Comment le 11-Septembre 2001 a-t-il changé notre monde ? Quelles leçons l’Occident a-t-il tiré de ces attaques sans précédent ? Invité au micro de Thomas Lequertier sur Europe 1, Olivier Roy, politologue spécialiste de l’Islam, analyse, vingt ans après, l’impact des attentats sur notre société. Selon lui, rien n’a réellement changé sur les plans politique et stratégique.

Un changement fondamental mais uniquement sur le plan sécuritaire

« Il y a deux plans. Le premier plan, c’est évidemment la sécurité. De ce côté-là, il y a eu un changement fondamental avec le développement du renseignement, de la coopération et de l’efficacité des services. On a finalement abouti à une société de surveillance qui touche bien d’autres domaines que celui du terrorisme », explique-t-il avant d’établir un constat bien plus amer. « Par contre, sur les plans politique et stratégique, on ne peut pas dire que le monde a changé ».

« On ne peut pas lutter contre le terrorisme par une occupation territoriale »

Pourquoi ? Car les Américains n’ont pas réussi à « restructurer » le Moyen-Orient comme ils le désiraient. « Ils ont essayé d’établir des Etats démocratiques et de stabiliser la région en envahissant l’Irak et l’Afghanistan », souligne Olivier Roy. « Vingt ans après, c’est un échec. On voit qu’on ne peut pas lutter contre le terrorisme par une occupation territoriale avec l’aide dune armée ». Preuve en est, les talibans ont réussi à reprendre Kaboul en août dernier. Les Etats-Unis ont quitté l’Afghanistan, laissant leurs ennemis désormais maîtres du pays. Comme un retour à la case départ, après vingt ans d’une guerre qui a coûté la vie de 2.465 soldats américains. « L’Afghanistan n’a plus aucun intérêt stratégique pour les Américains. Ils y sont allés seulement pour essayer de tuer Ben Laden, le cerveau des attentats du 11-Septembre », souligne Olivier Roy. « Ils ont mis dix ans à le tuer. Mais il n’avaient aucun problème avec les talibans quand ces derniers étaient au pouvoir de 1996 à 2000 ». 

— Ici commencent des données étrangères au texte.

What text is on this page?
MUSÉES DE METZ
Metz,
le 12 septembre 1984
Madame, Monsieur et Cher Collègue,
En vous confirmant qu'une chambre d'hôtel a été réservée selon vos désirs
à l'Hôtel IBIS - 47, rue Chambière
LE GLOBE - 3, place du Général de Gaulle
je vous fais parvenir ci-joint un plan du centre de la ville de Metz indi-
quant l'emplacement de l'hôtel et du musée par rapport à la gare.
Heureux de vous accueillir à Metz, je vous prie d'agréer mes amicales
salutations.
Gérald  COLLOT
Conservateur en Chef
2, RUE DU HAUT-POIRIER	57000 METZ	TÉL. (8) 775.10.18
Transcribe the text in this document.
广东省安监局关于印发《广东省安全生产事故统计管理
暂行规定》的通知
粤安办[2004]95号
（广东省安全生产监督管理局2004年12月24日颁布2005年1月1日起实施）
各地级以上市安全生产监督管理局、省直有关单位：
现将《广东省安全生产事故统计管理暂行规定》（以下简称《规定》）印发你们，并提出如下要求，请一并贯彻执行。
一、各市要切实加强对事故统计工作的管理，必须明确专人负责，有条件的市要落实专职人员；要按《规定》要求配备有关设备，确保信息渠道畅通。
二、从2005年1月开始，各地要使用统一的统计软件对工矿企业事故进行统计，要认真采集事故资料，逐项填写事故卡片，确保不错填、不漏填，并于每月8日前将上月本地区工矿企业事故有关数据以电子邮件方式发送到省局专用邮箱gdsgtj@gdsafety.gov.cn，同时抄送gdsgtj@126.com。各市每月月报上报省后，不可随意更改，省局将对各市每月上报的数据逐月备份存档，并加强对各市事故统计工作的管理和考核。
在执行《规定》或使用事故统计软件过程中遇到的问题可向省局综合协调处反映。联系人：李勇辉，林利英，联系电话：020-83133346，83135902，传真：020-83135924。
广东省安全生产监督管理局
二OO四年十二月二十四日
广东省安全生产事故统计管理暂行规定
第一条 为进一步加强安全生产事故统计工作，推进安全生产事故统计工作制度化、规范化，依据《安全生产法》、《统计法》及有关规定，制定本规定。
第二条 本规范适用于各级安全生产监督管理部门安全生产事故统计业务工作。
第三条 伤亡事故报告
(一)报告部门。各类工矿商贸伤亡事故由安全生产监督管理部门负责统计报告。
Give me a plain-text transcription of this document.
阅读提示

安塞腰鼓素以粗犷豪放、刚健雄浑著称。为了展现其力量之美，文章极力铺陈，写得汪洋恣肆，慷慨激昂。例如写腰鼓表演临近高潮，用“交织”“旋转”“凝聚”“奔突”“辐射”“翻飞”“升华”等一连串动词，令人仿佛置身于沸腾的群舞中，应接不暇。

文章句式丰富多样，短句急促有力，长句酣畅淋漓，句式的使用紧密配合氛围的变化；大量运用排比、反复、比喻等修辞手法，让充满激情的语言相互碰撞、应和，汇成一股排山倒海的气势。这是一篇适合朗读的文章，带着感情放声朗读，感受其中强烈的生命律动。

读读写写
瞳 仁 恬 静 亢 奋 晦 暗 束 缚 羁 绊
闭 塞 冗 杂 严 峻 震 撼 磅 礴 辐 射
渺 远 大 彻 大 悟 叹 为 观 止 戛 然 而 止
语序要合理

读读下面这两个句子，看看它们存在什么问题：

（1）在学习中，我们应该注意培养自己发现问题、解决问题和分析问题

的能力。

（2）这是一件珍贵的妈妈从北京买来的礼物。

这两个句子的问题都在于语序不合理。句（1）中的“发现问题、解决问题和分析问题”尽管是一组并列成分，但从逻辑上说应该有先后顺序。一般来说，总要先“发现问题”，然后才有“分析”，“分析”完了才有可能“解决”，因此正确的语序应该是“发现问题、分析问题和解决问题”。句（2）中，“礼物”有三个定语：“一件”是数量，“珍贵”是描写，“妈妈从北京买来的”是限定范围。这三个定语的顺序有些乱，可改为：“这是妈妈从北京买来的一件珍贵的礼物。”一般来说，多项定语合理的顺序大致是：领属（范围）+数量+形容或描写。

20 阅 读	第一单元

Une commémoration qui n’a rien de politique

Pour le politologue, les commémorations du 11-Septembre revêtent donc surtout une « dimension émotionnelle ». On se souvient de l’effondrement des tours jumelles du World Trade Center, le choc planétaire qui s’en est suivi, l’effroi, la sidération. Et on célèbre aussi la mémoire des 3.000 victimes pour « essayer de conjurer la terreur et la peur ». Mais non, on ne commémore en aucun cas un bouleversement politique car si peu de choses ont finalement changé.